The Verve were a band from Wigan who were popular throughout the nineties and were always somewhat in the shadow of fellow northerners Oasis. They were formed by vocalist Richard Ashcroft, guitarist Nick McCabe, bassist Simon Jones and drummer Peter Salisbury. They began with more of a psychedelic sound before developing more into the sound that got them success during the Britpop era. The band had quite a troubled existence due to things such as drug problems and lawsuits. Their breakthrough success came with the album Urban Hymns released in 1997. The album featured several of the Verve’s biggest hit singles such as “Bittersweet Symphony” and “The Drugs Don’t Work.” After this, they enjoyed further success, being nominated for several awards, and winning some of them.

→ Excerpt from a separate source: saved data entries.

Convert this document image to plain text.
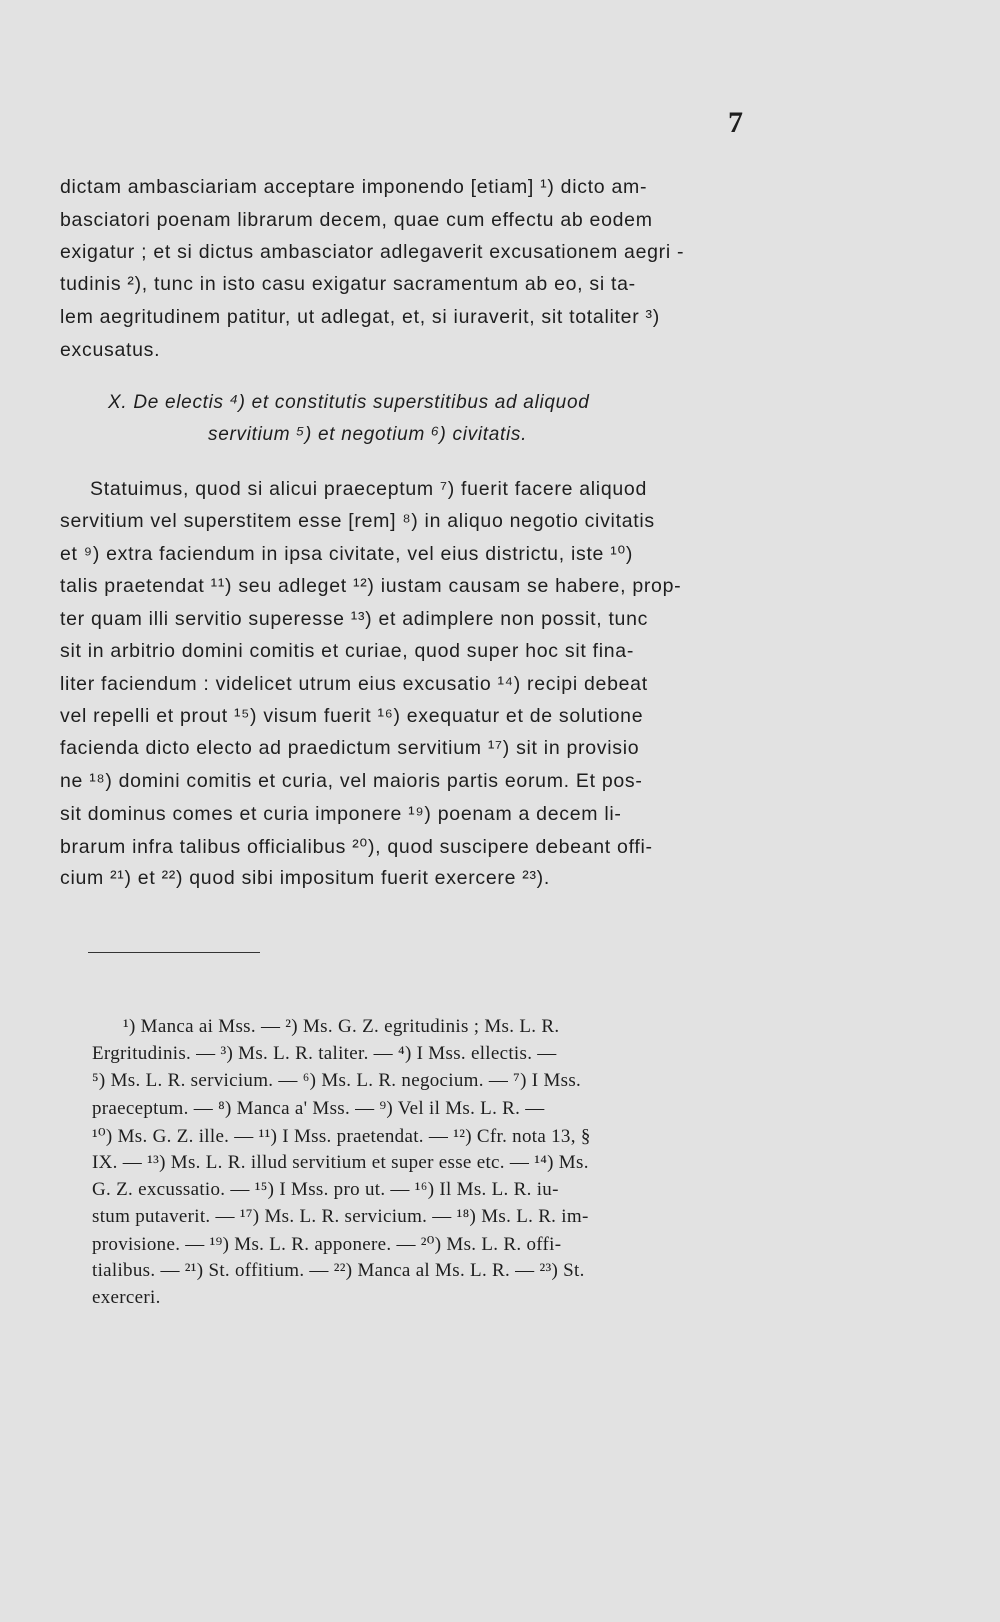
7

dictam ambasciariam acceptare imponendo [etiam] ¹) dicto am-

basciatori poenam librarum decem, quae cum effectu ab eodem

exigatur ; et si dictus ambasciator adlegaverit excusationem aegri -

tudinis ²), tunc in isto casu exigatur sacramentum ab eo, si ta-

lem aegritudinem patitur, ut adlegat, et, si iuraverit, sit totaliter ³)

excusatus.

X. De electis ⁴) et constitutis superstitibus ad aliquod

servitium ⁵) et negotium ⁶) civitatis.

Statuimus, quod si alicui praeceptum ⁷) fuerit facere aliquod

servitium vel superstitem esse [rem] ⁸) in aliquo negotio civitatis

et ⁹) extra faciendum in ipsa civitate, vel eius districtu, iste ¹⁰)

talis praetendat ¹¹) seu adleget ¹²) iustam causam se habere, prop-

ter quam illi servitio superesse ¹³) et adimplere non possit, tunc

sit in arbitrio domini comitis et curiae, quod super hoc sit fina-

liter faciendum : videlicet utrum eius excusatio ¹⁴) recipi debeat

vel repelli et prout ¹⁵) visum fuerit ¹⁶) exequatur et de solutione

facienda dicto electo ad praedictum servitium ¹⁷) sit in provisio

ne ¹⁸) domini comitis et curia, vel maioris partis eorum. Et pos-

sit dominus comes et curia imponere ¹⁹) poenam a decem li-

brarum infra talibus officialibus ²⁰), quod suscipere debeant offi-

cium ²¹) et ²²) quod sibi impositum fuerit exercere ²³).

¹) Manca ai Mss. — ²) Ms. G. Z. egritudinis ; Ms. L. R.

Ergritudinis. — ³) Ms. L. R. taliter. — ⁴) I Mss. ellectis. —

⁵) Ms. L. R. servicium. — ⁶) Ms. L. R. negocium. — ⁷) I Mss.

praeceptum. — ⁸) Manca a' Mss. — ⁹) Vel il Ms. L. R. —

¹⁰) Ms. G. Z. ille. — ¹¹) I Mss. praetendat. — ¹²) Cfr. nota 13, §

IX. — ¹³) Ms. L. R. illud servitium et super esse etc. — ¹⁴) Ms.

G. Z. excussatio. — ¹⁵) I Mss. pro ut. — ¹⁶) Il Ms. L. R. iu-

stum putaverit. — ¹⁷) Ms. L. R. servicium. — ¹⁸) Ms. L. R. im-

provisione. — ¹⁹) Ms. L. R. apponere. — ²⁰) Ms. L. R. offi-

tialibus. — ²¹) St. offitium. — ²²) Manca al Ms. L. R. — ²³) St.

exerceri.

However, a couple of years later in 1999, internal troubles within the band led to them make the decision to disband. Ashcroft went on to peruse a solo career for the next eight years and expressed very little interest in reforming the band. However, in 2007 they announced their reformation and a year later released an album titled Forth. However, this reunion proved to be short-lived as revived tensions led to them breaking up once again in 2009, and they have remained defunct ever since.
# 10 – All in the Mind
Kicking off the list is the band’s debut single released in 1992. Upon its release it topped the independent charts but made very little traffic in the more mainstream charts. This is likely due to the fact that the sound here is much less commercially accessible than that of their later material, being much more psychedelic and having more of an underground appeal. The sound here is rather reminiscent of British underground bands such as Loop and Spacemen 3.
# 9 – Blue
Next on the list is the first single to be taken from the first album A Storm in Heaven released in 1993. It reached number sixty-nine on the UK charts. The track clearly takes some influence from later Beatles, making it psychedelic but in more of a retro sixties kind of way as opposed to what would have been considered the more “contemporary” psychedelic sounds of the early singles. This sixties influence made them fit in with the Britpop movement.
# 8 – Rather Be
This track was the band’s second single from their fourth album which was their comeback titled Forth and to date is their final single, as they broke up again a year after the record’s release. Ashcroft actually began writing the song a few months before the reformation and it reportedly went through a lot of changes before the final product was finished. It entered the charts at number fifty-six and did not move up any higher.
# 7 – The Sun, The Sea
This next track is also taken from A Storm In Heaven and like much of the rest of the record has psychedelic overtones whilst at the same time having a bigger sound to make it more commercially accessible. This track recalls the more spacey moments of Pink Floyd and even has a saxophone part which makes it stand out from many of the Britpop releases of the time. The album charted at number twenty-seven in the UK.
# 6 – A Northern Soul
This song is the title track of the band’s second album released in 1995. This track, like the rest of the album marked a change for the band in the sense that it saw them move away from the psychedelic sound to a more mainstream style of alternative rock. The record was moderately successful upon its release, reaching number thirteen on the UK album charts. It has received more acclaim retrospectively in the years since its release, often being included in many best albums of all-time lists.
# 5 – Gravity Grave
This song was the band’s third single which reached number 196 on the UK singles chart. The band played an extended version of this at the 1993 edition of the Glastonbury festival which lasted for nine minutes and was featured on the 1994 No Come Down b sides compilation. The full version was released as a single and later appeared on the 2004 singles compilation This is Music: The Singles 92-98. The edited version was the lead track on the Verve ep in 1992.
# 4 – Sonnet
Here we have the final single to be taken from Urban Hymns. The instrumental layout of the song is the same as that of “The Drugs Don’t Work” which is another single from the same album. The band did not initially want to release another single from the album after putting out three previous ones and did so due to pressure from their record company. A series of disputes between the band and their label involving extra content included with the single led to it only reaching number seventy-four on the Uk charts.
# 3 – Lucky Man
At number three we have the third single from Urban Hymns. It charted at number seven on the Uk Singles chart. It was also their second single to chart on the US Billboard Modern Rocks Tracks where it reached number sixteen. In addition to this it reached the top forty in several other countries across Europe. U2 frontman Bono listed this as one of the six songs written between 1986 and 2006 that he wished that he had written.
# 2 – The Drugs Don’t Work
Just off the top spot we have the second single to be released from Urban Hymns which reached number one. It is without a doubt one of the saddest and heartfelt songs that the band has ever written, as it see’s Ashcroft wear his heart on his sleeve as he sings about his problematic and heavily documented problems with drug use. British television network Channel four ranked it at number seven on their list 100 greatest British number one singles.
# 1 – Bittersweet Symphony
At number one on our top 10 Verve songs list we have the band’s signature track that was the lead single from Urban Hymns. The track was the subject of a well-documented lawsuit with the Rolling Stones who accused the band of plagiarism and as a result Mick Jagger and Keith Richards had their names added to the writing credits. The song reached number two in the UK and to this day is heavily acclaimed as one of the greatest nineties tracks ever written.